From a very short term kind of adjustment, it makes a lot of sense to try and look at more private sector banks. They can add a lot of robustness to your portfolios. You can look at ICICI Bank, HDFC Bank at current levels, even Kotak Bank which was one of the better performers at the start of this week. These are the stocks that I would be looking out for from the private sector banks. Axis Bank is also looking quite attractive. It is trying to come back above that Rs 750-760 mark for itself. So, these are the few names that I would look out for more in terms of the robustness of the portfolio. But for someone who is looking at more high beta names and probably wants to initiate a few intraday trades, it could probably make sense to try and buy a Bank of Baroda if the stock comes closer to Rs 104-105 levels; maybe an SBI as well if the stock corrects back closer to that Rs 470-465 mark for itself.

What are your picks heading into the new week, at least one of them is going to be the new entrant to the Nifty 50?

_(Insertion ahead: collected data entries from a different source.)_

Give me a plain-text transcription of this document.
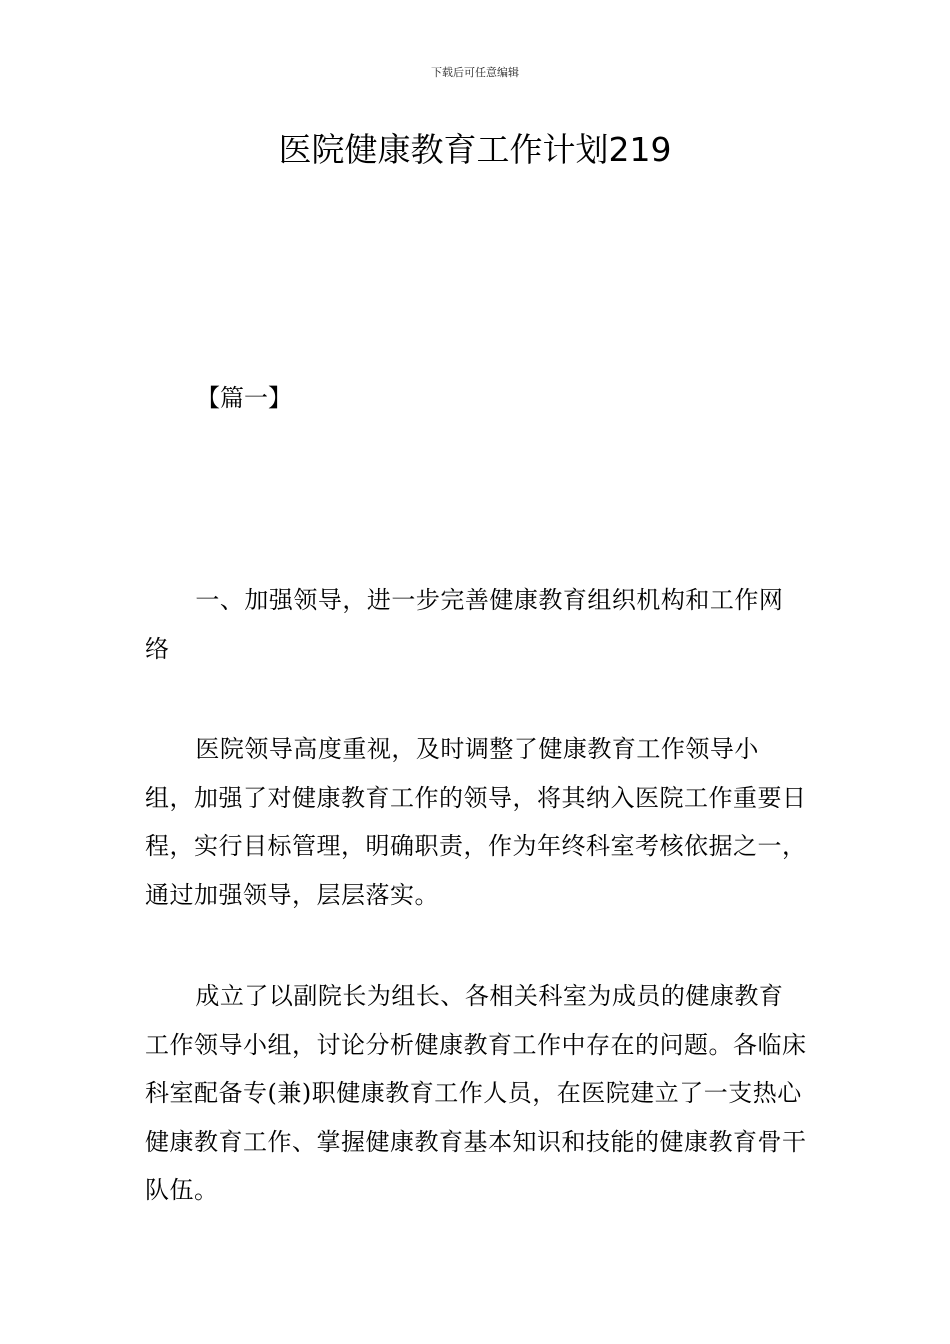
下载后可任意编辑
医院健康教育工作计划219

【篇一】

一、加强领导，进一步完善健康教育组织机构和工作网络

医院领导高度重视，及时调整了健康教育工作领导小组，加强了对健康教育工作的领导，将其纳入医院工作重要日程，实行目标管理，明确职责，作为年终科室考核依据之一，通过加强领导，层层落实。

成立了以副院长为组长、各相关科室为成员的健康教育工作领导小组，讨论分析健康教育工作中存在的问题。各临床科室配备专(兼)职健康教育工作人员，在医院建立了一支热心健康教育工作、掌握健康教育基本知识和技能的健康教育骨干队伍。
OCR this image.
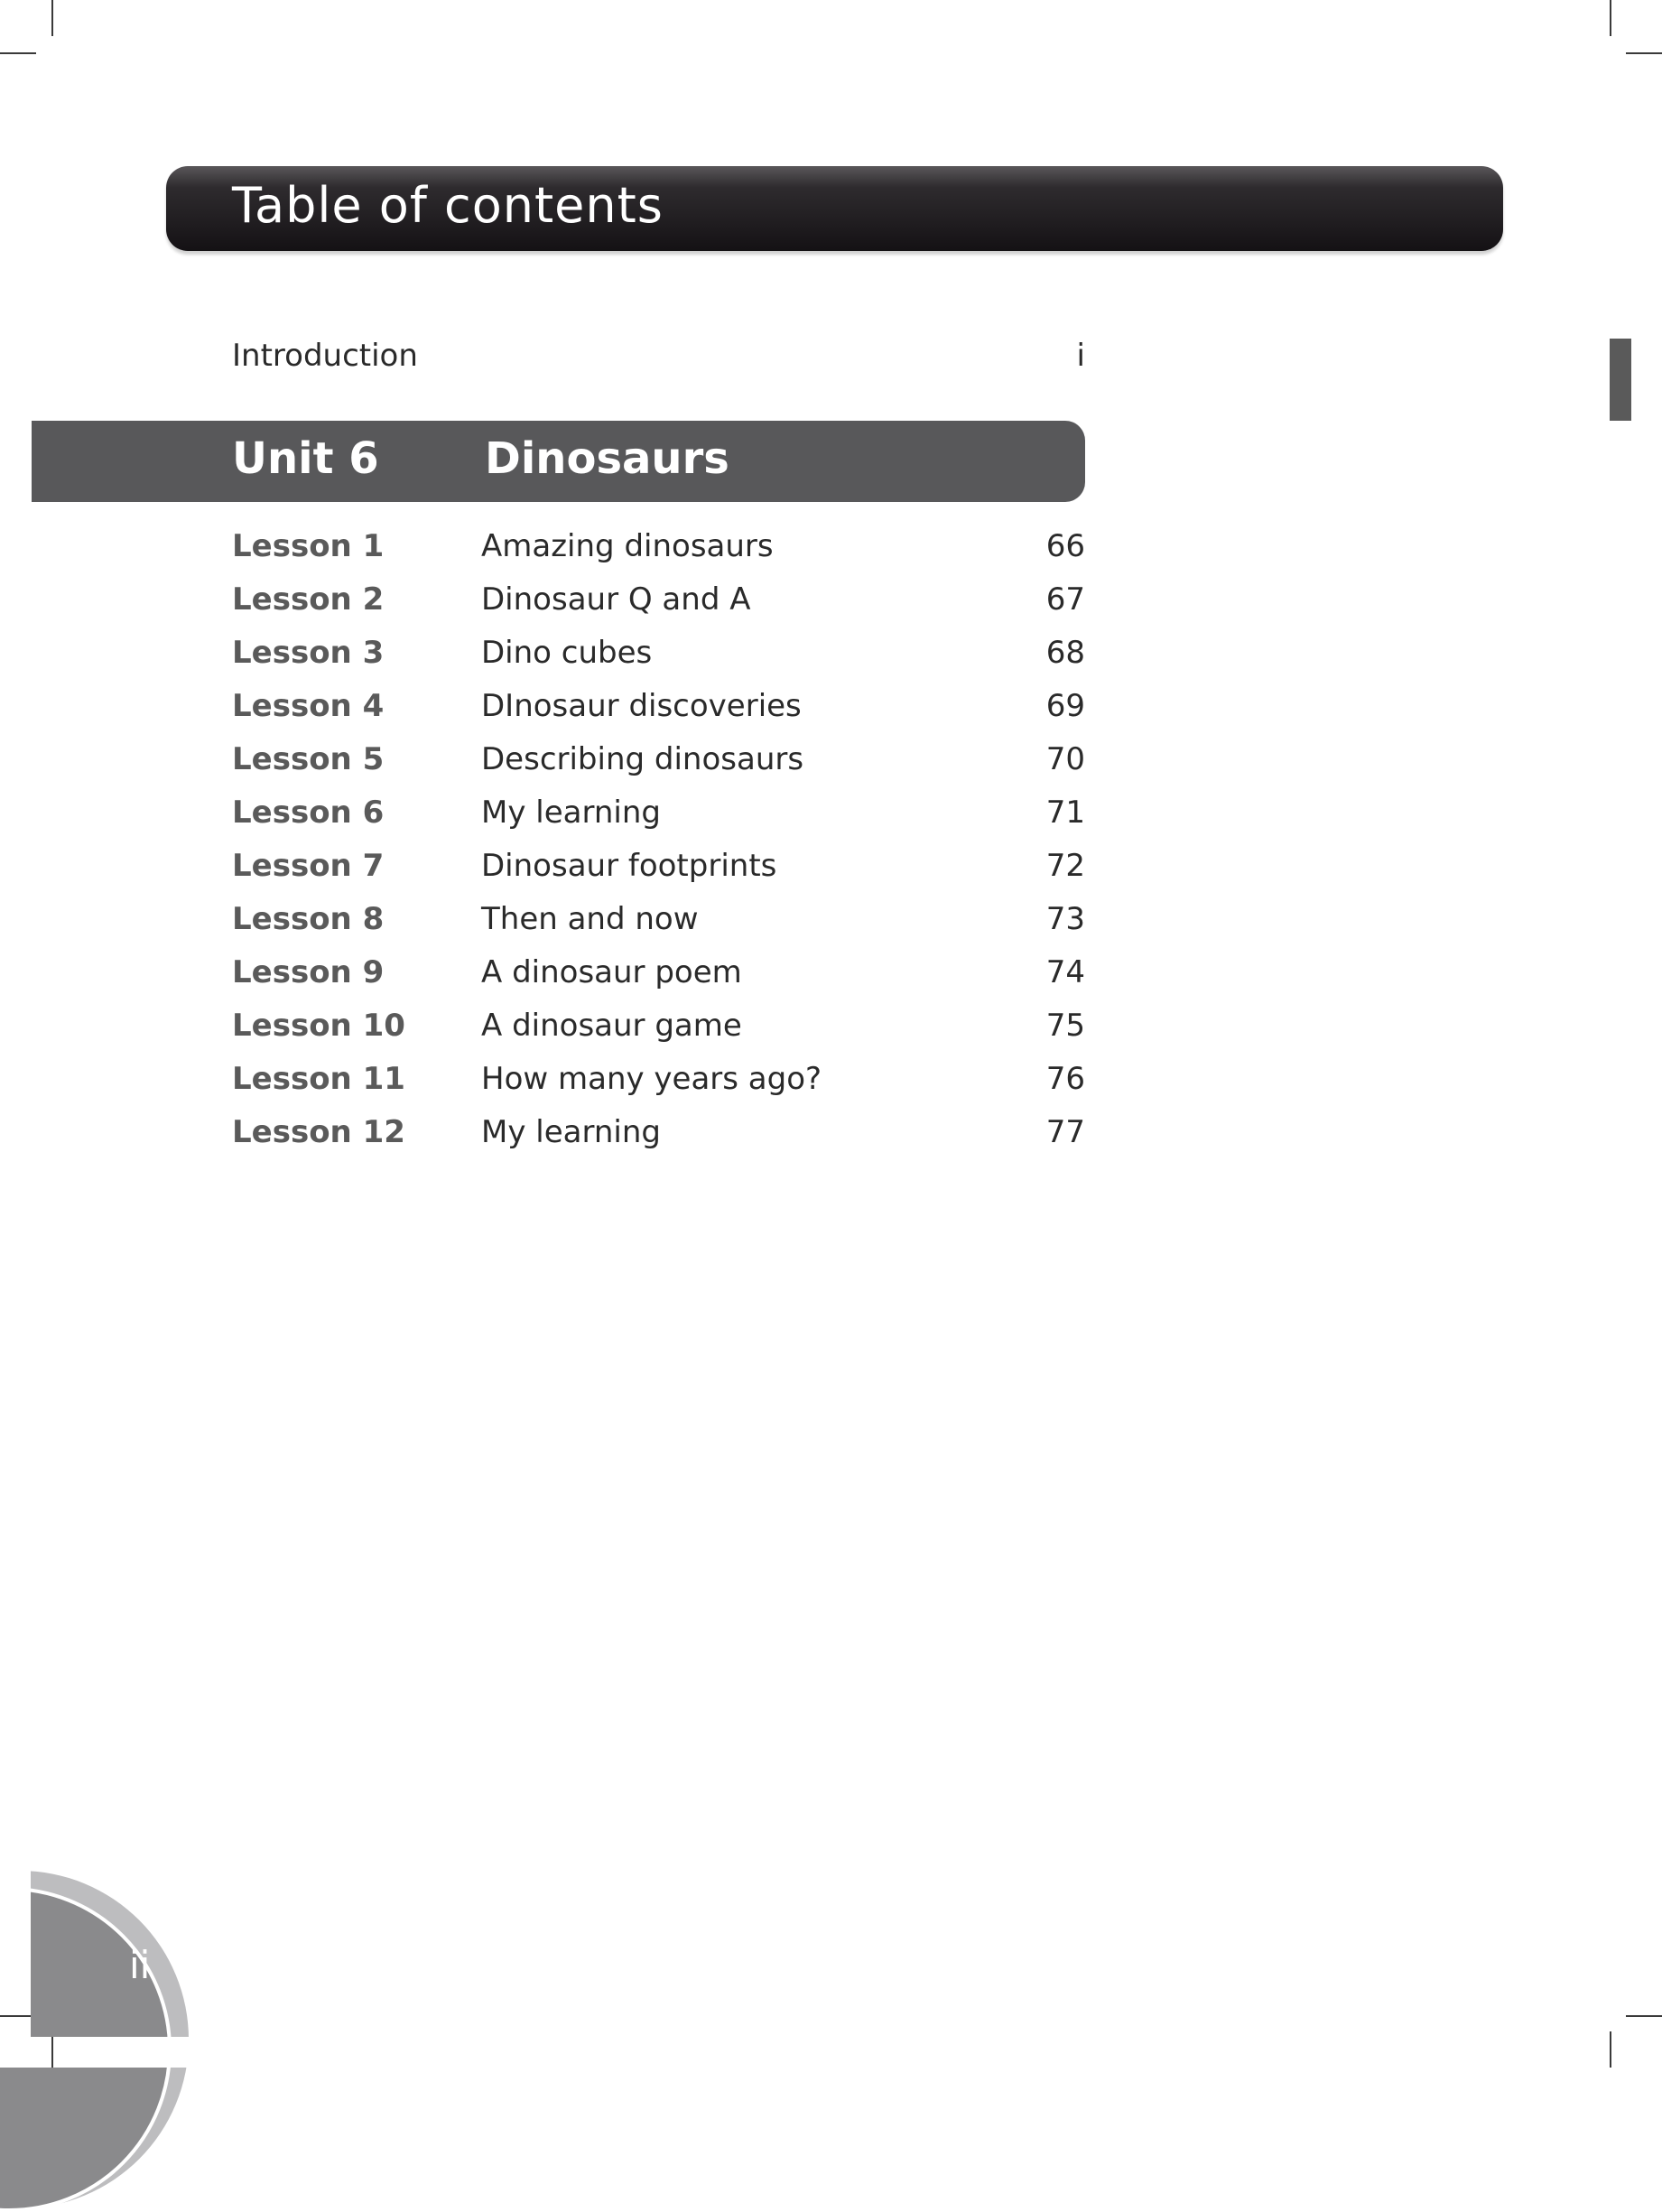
Table of contents
Introduction	i
Unit 6 Dinosaurs
Lesson 1	Amazing dinosaurs	66
Lesson 2	Dinosaur Q and A	67
Lesson 3	Dino cubes	68
Lesson 4	DInosaur discoveries	69
Lesson 5	Describing dinosaurs	70
Lesson 6	My learning	71
Lesson 7	Dinosaur footprints	72
Lesson 8	Then and now	73
Lesson 9	A dinosaur poem	74
Lesson 10 A dinosaur game	75
Lesson 11 How many years ago?	76
Lesson 12 My learning	77
ii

Because that stock has somehow shown a lot of very-very positive data points. Now, typically, we lookout for price so the first stock which I am discussing is Apollo Hospitals. The stock in the last two weeks has gone into a price consolidation. Of course, in the last couple of days, even this stock was as volatile as the majority of the market stocks were. But somehow the recovery on Friday which we saw in Apollo Hospital was quite strong. The options premium for a 5000 call, 4900 call for Apollo Hospital which is almost like a 5% to 7% out of the money is at a premium of almost 2.5 to 3%. That itself tells you that there is more bullish biasness for the stock. I am expecting that this range breakout could happen pretty soon for Apollo Hospital. I would suggest a buy with Rs 5000 as more of a multi-week target for the stock and stop-loss could be kept at the Rs 4450-mark. And the second stock would be an interesting name, it is a buy on GNFC from the midcap space. The stock is forming a bullish flag pattern. For the entire or the first half of the month of February, this stock was a strong performer from the midcap space. There was a good volume spike up for GNFC and good price action as well. Now, the stock could make a decent comeback if the market volatility settles down significantly. This could also be a second stock that can be on traders’ radar specifically from a short-term trading perspective. I would suggest a buy with Rs 600 as the target for GNFC and a stop loss at Rs 525.